Being one of the major providers of surgical solutions in the country, the organization has maintained its reputation and has been receiving clients from not only the country but also from other different parts of the world. However, some of the health regulations put up by the government and accreditation have been necessary for this operation. The government requires that the organization offers expert surgical quality services that address the needs of particular patients (Houdmont & Leka, 2010). It is only when such requirements have been met that the organization can be accredited towards the provision of such services of health in the country. Government regulations have been important in ensuring the best health care service provider to the people. As well, there is a need to make sure that some Medicare and Medicare demands have been met by the organization before accreditation starts operating in the country.

Findings of a Quality Director’s Functions

From the interview done, several roles and challenges have been identified as key to such operations. Some of the roles and functions include organizational functionality and leadership. This has to be done in the best way possible to increase the realization of goals in the organization (Houdmont & Leka, 2010). Leadership is another important role that comes with management portfolio towards the realization of organizational healthcare goals. However, some challenges faced by the director in the organization include increased patients and human resource issues. Financial and decisions issues have also been a major challenge in the organization.

Performance Awareness and Improvement Process

Through leading and mentoring, performance awareness has been injected into all working employees and other stakeholders in making sure that the performance has been on top. This has been addressed through decisions and leading procedures on all the stakeholders (Madura, 2008). For improvement’s sake, there has been the need to have appropriate decisions and organizational change which promote service delivery in the organization.

Measurement Process

Towards a measurement of success, clients act as a benchmark depending on their comments and services offered to them. In such a case, there has been the need of ensuring that all operations have been done in the best way possible and hence leading to effective service delivery (Mattsson, 2005).
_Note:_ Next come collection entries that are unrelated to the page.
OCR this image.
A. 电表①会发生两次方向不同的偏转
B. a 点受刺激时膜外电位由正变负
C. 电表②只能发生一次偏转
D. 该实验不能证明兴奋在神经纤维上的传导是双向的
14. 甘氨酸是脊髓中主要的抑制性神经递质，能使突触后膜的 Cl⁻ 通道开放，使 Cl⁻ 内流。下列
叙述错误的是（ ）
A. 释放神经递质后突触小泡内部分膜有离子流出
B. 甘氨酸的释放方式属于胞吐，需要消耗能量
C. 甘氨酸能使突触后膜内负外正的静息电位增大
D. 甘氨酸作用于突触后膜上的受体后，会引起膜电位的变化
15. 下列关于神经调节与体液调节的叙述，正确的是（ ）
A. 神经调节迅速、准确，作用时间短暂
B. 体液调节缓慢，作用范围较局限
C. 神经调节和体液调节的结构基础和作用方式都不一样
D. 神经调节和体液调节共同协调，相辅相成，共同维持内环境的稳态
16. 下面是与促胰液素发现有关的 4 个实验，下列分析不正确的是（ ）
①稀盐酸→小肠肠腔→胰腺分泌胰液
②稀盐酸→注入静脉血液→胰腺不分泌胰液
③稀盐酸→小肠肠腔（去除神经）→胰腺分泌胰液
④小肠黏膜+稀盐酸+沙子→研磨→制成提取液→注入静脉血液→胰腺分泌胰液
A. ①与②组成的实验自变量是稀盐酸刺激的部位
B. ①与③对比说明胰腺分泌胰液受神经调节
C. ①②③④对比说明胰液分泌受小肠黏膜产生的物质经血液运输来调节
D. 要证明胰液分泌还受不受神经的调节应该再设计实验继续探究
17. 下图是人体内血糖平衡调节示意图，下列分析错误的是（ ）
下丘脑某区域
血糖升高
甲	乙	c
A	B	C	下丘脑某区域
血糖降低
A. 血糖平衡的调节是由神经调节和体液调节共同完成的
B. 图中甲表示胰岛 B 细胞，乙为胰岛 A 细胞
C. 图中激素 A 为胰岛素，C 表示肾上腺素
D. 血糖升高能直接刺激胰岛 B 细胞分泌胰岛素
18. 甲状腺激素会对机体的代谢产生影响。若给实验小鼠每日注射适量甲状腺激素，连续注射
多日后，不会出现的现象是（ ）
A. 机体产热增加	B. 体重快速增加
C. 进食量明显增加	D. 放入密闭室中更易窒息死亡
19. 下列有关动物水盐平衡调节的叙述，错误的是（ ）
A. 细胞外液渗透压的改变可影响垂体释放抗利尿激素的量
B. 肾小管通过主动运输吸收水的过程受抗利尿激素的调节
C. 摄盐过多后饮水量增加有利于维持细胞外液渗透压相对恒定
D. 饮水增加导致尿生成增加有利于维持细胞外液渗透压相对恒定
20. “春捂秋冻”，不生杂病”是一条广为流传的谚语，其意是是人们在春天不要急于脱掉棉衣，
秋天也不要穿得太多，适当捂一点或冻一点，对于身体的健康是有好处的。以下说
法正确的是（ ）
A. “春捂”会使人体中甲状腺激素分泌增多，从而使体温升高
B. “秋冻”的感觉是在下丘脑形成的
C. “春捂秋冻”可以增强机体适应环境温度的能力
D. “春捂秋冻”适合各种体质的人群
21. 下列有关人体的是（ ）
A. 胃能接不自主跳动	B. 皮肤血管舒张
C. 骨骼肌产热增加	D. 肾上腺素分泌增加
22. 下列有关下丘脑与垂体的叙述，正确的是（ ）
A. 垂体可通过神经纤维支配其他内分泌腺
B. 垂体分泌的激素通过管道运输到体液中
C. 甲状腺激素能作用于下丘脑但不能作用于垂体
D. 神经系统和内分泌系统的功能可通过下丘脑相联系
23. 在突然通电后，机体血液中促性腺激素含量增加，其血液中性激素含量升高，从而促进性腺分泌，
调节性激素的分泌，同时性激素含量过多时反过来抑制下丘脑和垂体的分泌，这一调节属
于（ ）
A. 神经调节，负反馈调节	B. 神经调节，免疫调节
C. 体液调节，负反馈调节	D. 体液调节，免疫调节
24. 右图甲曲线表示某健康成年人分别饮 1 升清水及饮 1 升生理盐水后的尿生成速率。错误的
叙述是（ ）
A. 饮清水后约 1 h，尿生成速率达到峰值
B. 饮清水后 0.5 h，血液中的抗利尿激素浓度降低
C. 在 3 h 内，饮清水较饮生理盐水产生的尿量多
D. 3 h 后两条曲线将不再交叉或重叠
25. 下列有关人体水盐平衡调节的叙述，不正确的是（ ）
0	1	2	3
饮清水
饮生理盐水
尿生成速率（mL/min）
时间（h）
Framework and Communication of Results

A managerial approach has been adopted at Shapiro, appropriate decisions are implemented which favor operations in the organization. Results and performance of the company are usually communicated through portfolios and meetings (Bennet & Wirth, 2009). These meetings act as avenues for decision-making and ensure that there has been an improvement in service delivery.

References

Bennet, A. & Wirth, C. (2009). Fundamentals of Finance: financial institutions and markets. New York: New Press.

Cooper, C. & Campbell, Q. (2009). International handbook of work and health psychology. Chicago: Chicago University Press.

Drucker, P. & Ferdinand, D. (1999). Management Tasks, responsibilities, practices. New York: Oxford University Press.

Houdmont, J. & Leka, S. (2010). Occupational Health. New York: Oxford University Press.

Madura, J. (2008). International Financial Management. New York: Longman.

Mattsson, L. (2005). Environmental Economics. Wellington: Oxford University Press.